Meaning of republicanism in English:

republicanism

Pronunciation /rɪˈpʌblɪk(ə)nɪz(ə)m/

Translate republicanism into Spanish

noun

mass noun
  • 1Support for a republican system of government.

    ‘France's historic attachment to the principles of republicanism’
    • ‘After a long eclipse during the Middle Ages, the tradition of Greek and Roman republicanism was revived in the Italian republics of the Renaissance.’
    • ‘In Renaissance republicanism, as well as in Greek democratic thought, a citizen was someone who participated in 'giving judgement and holding office'.’
    • ‘He appears to have synthesized the different and conflicting traditions of plebiscitarian leadership, Jacobin republicanism, and parliamentary democracy.’
    • ‘The conceptions of republicanism and citizenship were popularized by the upheavals of the American and French revolutions.’
    • ‘Liberalism and republicanism gave a political cast, invoking collectivities of bounded, mapped extent, and ruled by popular, no longer divine, consent.’
    • ‘More recently, although still a minority concern, there has been a steady growth of interest in republicanism.’
    • ‘He has been a noted champion of republicanism, a political ethos that privileges the well-being of the nation over individual rights and liberties.’
    • ‘Is it republicanism to say that the majority can do no wrong?’
    • ‘For all his failings, he was at least attempting to bring a European tradition of republicanism into politics and a pluralistic tolerance of religion into civic life.’
    • ‘From the beginning, he allowed an arrangement that blended notions of clerical rule with the principles and institutions of republicanism.’
  • 2

    (also Republicanism)
    (in the US) the principles or policies of the Republican Party.

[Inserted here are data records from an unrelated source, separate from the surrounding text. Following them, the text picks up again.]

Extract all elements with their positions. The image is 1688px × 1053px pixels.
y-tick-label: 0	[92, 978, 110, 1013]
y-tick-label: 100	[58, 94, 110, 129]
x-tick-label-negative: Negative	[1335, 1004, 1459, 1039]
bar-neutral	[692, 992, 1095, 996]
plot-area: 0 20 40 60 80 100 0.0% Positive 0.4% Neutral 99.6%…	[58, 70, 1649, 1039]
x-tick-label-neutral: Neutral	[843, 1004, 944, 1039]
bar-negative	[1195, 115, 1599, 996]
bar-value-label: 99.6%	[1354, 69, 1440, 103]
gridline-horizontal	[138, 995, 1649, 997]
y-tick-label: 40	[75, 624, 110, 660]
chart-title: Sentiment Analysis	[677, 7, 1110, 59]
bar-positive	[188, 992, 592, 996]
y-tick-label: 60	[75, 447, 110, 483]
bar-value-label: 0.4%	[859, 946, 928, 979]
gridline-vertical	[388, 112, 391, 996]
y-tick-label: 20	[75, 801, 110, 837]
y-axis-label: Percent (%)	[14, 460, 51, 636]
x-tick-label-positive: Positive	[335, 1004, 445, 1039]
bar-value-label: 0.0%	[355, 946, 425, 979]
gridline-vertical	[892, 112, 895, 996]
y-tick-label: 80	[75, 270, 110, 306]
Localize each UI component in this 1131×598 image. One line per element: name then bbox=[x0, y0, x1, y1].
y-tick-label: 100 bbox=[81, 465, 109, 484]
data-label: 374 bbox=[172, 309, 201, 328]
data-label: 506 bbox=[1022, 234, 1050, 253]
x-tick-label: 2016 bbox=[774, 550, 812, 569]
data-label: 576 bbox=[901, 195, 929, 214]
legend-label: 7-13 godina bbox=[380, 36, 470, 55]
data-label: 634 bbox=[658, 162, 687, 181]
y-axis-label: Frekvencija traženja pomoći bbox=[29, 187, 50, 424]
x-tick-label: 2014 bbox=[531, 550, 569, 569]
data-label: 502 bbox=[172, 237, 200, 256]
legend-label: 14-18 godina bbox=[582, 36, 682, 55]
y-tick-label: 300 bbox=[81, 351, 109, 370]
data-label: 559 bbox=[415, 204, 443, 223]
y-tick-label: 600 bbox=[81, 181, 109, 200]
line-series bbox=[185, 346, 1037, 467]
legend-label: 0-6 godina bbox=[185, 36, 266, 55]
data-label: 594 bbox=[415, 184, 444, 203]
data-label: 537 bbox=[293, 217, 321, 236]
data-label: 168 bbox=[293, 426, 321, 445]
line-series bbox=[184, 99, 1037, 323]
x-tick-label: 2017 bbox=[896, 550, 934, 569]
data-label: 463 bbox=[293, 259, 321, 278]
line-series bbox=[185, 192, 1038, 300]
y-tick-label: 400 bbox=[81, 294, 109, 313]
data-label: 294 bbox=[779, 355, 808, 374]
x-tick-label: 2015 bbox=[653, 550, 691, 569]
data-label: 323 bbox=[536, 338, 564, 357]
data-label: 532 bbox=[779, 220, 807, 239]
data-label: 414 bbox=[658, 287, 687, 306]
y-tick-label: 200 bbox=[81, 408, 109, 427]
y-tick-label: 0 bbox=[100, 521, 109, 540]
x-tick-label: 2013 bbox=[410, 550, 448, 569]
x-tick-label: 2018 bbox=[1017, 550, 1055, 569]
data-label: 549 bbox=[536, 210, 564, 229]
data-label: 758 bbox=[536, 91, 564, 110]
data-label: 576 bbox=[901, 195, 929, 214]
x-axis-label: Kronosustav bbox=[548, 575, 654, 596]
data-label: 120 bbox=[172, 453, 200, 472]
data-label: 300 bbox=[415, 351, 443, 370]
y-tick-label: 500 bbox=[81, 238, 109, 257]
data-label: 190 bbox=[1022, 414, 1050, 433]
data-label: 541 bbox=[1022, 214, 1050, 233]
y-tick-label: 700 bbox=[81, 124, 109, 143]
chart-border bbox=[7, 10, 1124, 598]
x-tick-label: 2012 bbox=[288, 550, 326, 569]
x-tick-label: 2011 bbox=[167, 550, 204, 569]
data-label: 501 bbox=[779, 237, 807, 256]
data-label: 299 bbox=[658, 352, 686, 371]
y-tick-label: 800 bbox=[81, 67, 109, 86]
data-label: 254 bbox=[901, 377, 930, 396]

    ‘They try to argue that those eight years gave Republicanism new-found legitimacy.’
    • ‘Southern Republicanism has produced a solidly Southern GOP congressional leadership.’
    • ‘Rising congressional Republicanism in this stronghold of the Democratic Party has reshaped the Republicans into a national party for the first time since Reconstruction.’
    • ‘The ideological warfare of the 1990s pitted the New Democratic agenda against Gingrich's Republicanism.’
    • ‘Fantasizing about some underground tradition of progressive middle-class Republicanism, he embraces the governments of McKinley, Nixon, and Lincoln.’
    • ‘The former president's Republicanism offers a worst-of-all-worlds package of intrusive behavioural regulation for the masses and socialism for the wealthy.’
    • ‘He ran against this theory of a moderate Republicanism that is complicit in a long liberal legacy of tax, spend, and tax again.’
    • ‘This is the dangerous joke that fiscally conservative Republicanism has become.’
    • ‘The 11th commandment of modern Republicanism is 'thou shalt not raise taxes on the rich'.’
  • 3Support for a united Ireland.

    ‘He insists the military campaign was a priori a result of the intrinsic political failures of republicanism at the outset.’
    • ‘Even republicanism has turned itself inside out in ever more radical attempts to show them a face they might accept.’
    • ‘One of the core tenets of republicanism is equality of treatment, and this should apply rigidly to all areas of government activity throughout Ireland.’
    • ‘It was preferable to keep moderate unionism and moderate republicanism 'dancing'.’
    • ‘True republicanism is about fairness and solidarity, about equality and inclusion.’
    • ‘He has once more handed armed republicanism a veto over political progress.’
    • ‘I'm talking about galvanising the unionist family to speak with one voice instead of appeasing republicanism.’
    • ‘Republican sources say that the group has no organisation in that city, where republicanism has traditionally been strong.’
    • ‘In latter years, he made a career out of his antipathy to republicanism and became a maestro of the sound bite.’
    • ‘Until the mid-1990s there was no history of organised nationalism there, let alone republicanism.’